Tim tries to lift the Lib Dems
This should be the Liberal Democrats’ time. Labour has careened off toward self-inflicted electoral insignificance, and the Conservatives – who under Theresa May make public pronouncements about being on the centre ground – could in reality govern from wherever they wish on the political spectrum, such is their seeming dominance. Dominance based on a majority of 12 in the House of Commons. Small ‘l’ liberals unsure where to place their vote. It should be the Liberal Democrats’ time.
And so to Brighton where Lib Dem leader Tim Farron has been rallying the troops. He made every effort in his speech to talk about the Lib Dems as the natural home for those people disaffected by Labour’s current troubles and unsure of the future post-EU referendum. And yet it still doesn’t feel like the party has reached its nadir. Yes it has gained thousands of new members since June 23rd and yes it has won a handful of council by-elections, but the polls seem to suggest that voters are stubbornly avoiding the Lib Dems, and the recently announced boundary changes make some of their remaining eight seats look vulnerable.
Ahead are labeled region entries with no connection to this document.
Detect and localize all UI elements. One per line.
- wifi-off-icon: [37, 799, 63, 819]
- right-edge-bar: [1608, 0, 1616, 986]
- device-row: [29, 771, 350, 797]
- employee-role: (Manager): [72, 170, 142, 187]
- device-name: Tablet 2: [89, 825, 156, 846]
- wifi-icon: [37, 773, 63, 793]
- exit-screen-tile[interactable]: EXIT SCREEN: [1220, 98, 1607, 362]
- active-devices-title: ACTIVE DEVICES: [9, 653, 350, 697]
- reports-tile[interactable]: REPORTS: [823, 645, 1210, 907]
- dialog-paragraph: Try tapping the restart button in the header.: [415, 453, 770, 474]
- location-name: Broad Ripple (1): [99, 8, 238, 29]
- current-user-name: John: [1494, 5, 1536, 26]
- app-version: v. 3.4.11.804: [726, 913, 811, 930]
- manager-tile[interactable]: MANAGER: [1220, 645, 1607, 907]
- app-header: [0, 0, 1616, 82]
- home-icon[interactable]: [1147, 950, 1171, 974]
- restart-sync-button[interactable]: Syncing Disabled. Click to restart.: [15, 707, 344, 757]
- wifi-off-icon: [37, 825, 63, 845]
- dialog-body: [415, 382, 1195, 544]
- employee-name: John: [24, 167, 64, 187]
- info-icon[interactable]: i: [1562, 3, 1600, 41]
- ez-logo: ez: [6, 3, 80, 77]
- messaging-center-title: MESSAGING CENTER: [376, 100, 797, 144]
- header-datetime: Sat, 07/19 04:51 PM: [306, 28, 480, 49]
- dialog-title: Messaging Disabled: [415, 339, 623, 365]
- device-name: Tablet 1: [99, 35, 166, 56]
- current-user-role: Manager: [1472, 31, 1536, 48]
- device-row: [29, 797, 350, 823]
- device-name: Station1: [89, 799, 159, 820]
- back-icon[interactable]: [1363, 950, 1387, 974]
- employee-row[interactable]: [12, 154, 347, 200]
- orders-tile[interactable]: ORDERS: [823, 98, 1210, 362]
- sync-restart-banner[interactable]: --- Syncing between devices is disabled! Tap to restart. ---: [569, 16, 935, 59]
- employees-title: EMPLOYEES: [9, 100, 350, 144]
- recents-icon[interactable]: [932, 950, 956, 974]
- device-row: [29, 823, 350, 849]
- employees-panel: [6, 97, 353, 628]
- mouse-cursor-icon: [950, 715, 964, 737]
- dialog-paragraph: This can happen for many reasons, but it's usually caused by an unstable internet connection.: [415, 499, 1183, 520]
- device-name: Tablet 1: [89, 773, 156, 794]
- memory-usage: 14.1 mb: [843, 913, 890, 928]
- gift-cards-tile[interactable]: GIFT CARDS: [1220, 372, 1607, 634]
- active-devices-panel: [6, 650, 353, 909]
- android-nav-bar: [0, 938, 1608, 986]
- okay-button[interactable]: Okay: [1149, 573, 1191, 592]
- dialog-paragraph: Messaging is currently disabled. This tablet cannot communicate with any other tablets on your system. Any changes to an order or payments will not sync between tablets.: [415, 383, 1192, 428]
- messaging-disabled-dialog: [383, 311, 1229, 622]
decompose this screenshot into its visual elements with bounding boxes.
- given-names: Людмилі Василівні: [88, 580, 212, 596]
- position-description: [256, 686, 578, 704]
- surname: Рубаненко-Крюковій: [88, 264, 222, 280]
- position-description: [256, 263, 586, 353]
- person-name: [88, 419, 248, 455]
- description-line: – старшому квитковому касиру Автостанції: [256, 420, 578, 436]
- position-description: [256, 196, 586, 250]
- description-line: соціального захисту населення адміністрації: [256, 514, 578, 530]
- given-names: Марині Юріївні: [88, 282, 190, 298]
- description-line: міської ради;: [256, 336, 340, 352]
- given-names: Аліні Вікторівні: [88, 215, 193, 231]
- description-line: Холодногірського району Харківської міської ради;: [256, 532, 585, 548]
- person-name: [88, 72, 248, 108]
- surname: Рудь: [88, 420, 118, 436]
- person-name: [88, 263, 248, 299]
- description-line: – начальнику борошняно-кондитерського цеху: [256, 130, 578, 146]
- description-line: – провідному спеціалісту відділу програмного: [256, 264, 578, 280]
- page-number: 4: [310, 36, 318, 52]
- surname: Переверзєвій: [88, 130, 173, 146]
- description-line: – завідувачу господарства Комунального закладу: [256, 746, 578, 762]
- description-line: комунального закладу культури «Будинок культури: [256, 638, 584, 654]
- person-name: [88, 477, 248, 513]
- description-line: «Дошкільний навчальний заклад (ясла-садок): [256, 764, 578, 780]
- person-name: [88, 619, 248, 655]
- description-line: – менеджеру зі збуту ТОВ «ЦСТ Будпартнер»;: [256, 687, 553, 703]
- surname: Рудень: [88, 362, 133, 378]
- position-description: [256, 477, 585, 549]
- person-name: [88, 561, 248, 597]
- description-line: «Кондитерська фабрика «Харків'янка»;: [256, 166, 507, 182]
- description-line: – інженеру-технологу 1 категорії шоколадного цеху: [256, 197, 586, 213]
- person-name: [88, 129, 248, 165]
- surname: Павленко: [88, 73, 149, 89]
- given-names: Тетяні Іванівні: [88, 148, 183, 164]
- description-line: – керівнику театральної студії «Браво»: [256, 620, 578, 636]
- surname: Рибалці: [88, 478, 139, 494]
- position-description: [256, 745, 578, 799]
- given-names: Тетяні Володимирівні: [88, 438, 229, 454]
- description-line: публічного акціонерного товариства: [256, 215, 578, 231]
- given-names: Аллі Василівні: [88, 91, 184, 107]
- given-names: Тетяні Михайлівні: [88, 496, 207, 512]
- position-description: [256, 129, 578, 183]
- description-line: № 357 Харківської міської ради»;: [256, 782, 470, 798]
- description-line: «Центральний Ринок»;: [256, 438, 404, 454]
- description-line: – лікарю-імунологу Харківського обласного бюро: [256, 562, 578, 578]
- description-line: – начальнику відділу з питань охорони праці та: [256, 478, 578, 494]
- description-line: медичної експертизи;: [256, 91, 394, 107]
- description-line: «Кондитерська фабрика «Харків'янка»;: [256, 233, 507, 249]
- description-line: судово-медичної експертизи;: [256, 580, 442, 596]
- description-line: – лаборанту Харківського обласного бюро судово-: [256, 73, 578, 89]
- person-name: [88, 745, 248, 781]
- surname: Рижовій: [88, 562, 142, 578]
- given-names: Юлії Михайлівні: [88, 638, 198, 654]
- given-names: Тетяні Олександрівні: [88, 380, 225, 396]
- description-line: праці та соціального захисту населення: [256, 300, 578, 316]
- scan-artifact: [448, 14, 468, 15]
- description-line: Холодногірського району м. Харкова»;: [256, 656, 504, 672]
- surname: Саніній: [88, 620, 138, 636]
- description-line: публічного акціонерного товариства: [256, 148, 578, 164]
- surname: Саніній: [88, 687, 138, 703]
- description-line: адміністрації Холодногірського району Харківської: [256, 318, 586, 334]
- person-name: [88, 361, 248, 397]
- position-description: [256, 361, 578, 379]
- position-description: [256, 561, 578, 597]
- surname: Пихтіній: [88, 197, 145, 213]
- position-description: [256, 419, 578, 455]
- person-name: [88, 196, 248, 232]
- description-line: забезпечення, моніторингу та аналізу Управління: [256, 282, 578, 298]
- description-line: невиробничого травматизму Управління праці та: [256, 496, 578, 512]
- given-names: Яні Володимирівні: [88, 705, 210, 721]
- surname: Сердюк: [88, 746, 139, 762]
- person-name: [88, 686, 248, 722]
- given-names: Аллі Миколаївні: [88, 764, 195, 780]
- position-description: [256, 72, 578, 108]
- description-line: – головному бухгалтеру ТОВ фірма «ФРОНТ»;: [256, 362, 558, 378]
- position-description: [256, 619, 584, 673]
Whether Farron is the right man for the job is neither here nor there. A great leader of eight men still only has seven men behind him, and it’s not even clear they really are all behind him. The road back to significance is surely a long one and starts with the Lib Dems’ strength at a local level being rebuilt.
Besides, there are signs that the Liberal Democrats aren’t really even small ‘l’ liberals, and therein lies the ubiquitous question for the party – what do they stand for? Yesterday Farron said Lib Dems would put up taxes; not very liberal. Farron is alleged to have difficulties with gay rights because of his religious beliefs; again not likely to enamour liberals. When challenged by Nigel Farage that actually Brexit was about reaching out beyond the confines of a protectionist EU, Farron was unable to find a coherent response; Nigel Farage – of all men – was able to paint Farron as a small-world politician unable to see potential opportunities beyond Europe.
These troubles suggest the Lib Dems are not yet ready to resurface on the national stage. Aside from the fact the British people gave a clear vote against the principle of coalition government in 2015, it seems the party that aspires to be in that position – as King Maker – has still not decided on its central message, and who it should be aimed at. Pity those at the political centre of politics in a country so used to adversary as Britain.